Morty.
I mean what is there to really say about Morton Feldman? A lot of things. American composer, BFF's with John Cage, changed the way people read and listen to music, thrived in obscurity, yeah, that Brooklyn boy that said FUCK Rachmaninov, I bet he did lines with Johnny while Webern's Symphony played in the background. How else can you stay awake for a six hour string quartet?

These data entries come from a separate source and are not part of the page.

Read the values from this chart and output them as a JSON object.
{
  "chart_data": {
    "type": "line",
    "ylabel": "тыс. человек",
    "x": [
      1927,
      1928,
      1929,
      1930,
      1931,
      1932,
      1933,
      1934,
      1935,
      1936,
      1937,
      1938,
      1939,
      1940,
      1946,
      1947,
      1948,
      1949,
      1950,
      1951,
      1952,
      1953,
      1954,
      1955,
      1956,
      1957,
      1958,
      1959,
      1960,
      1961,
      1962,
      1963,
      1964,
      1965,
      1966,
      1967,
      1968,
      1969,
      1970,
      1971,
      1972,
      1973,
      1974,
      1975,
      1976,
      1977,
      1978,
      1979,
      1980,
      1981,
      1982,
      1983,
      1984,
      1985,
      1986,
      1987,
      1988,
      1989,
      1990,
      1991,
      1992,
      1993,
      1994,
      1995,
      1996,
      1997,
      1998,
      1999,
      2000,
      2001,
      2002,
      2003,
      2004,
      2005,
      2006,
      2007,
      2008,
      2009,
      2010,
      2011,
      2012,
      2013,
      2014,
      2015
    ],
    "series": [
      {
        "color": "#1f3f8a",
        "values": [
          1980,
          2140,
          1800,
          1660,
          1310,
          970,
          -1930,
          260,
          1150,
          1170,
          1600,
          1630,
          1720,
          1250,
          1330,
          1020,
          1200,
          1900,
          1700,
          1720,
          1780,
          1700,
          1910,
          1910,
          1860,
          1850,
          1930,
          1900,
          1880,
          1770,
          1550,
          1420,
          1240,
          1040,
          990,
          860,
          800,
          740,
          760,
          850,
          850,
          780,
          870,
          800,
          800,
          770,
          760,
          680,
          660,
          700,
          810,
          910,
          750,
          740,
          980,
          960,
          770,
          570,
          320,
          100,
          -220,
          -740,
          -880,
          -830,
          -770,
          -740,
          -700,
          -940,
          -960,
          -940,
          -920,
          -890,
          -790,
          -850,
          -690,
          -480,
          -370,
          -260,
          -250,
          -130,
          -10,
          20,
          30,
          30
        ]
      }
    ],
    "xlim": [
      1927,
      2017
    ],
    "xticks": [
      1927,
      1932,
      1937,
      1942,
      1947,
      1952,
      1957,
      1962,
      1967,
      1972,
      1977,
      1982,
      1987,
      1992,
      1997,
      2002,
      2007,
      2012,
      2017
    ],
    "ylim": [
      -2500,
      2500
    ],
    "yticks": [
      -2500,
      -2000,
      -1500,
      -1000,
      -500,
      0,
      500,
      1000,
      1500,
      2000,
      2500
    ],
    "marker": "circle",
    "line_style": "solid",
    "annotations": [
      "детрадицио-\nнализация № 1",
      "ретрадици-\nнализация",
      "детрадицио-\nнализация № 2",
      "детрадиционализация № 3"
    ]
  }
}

Still, something's to be said about this work, dedicated to Frank O'Hara in 1982 as a "thanks bro" for dedicating a poem to Morty himself called "Wind." Is this supposed to sound like wind? I mean, yeah, it sounds like wind, mainly because he only uses like two sentences of the original text. I like how he experiments with stereo sound. Where the audience is sitting matters- there exists a left right and center channel- you gotta be right in the middle of it to experience its full effect. His graphic score was organized into cells, where the performer is given specific approximations. The piece can last from between 45 minutes to almost two hours, depending on how fast the soprano decides to take it. When Joan la Barbara performed it first, it took almost 90 minutes. She practiced the fast spots to make the recording half the length. Here's what she thought of it.
I personally like the way that "snow falls" sounds like "narwhals" starting around 22:10.
There's a discussion about this piece tomorrow in Rogers Park moderated by the Morton Feldman Chamber Players founder and fellow Columbia alum, Andy Costello. I wanna go, but it's soooooo far.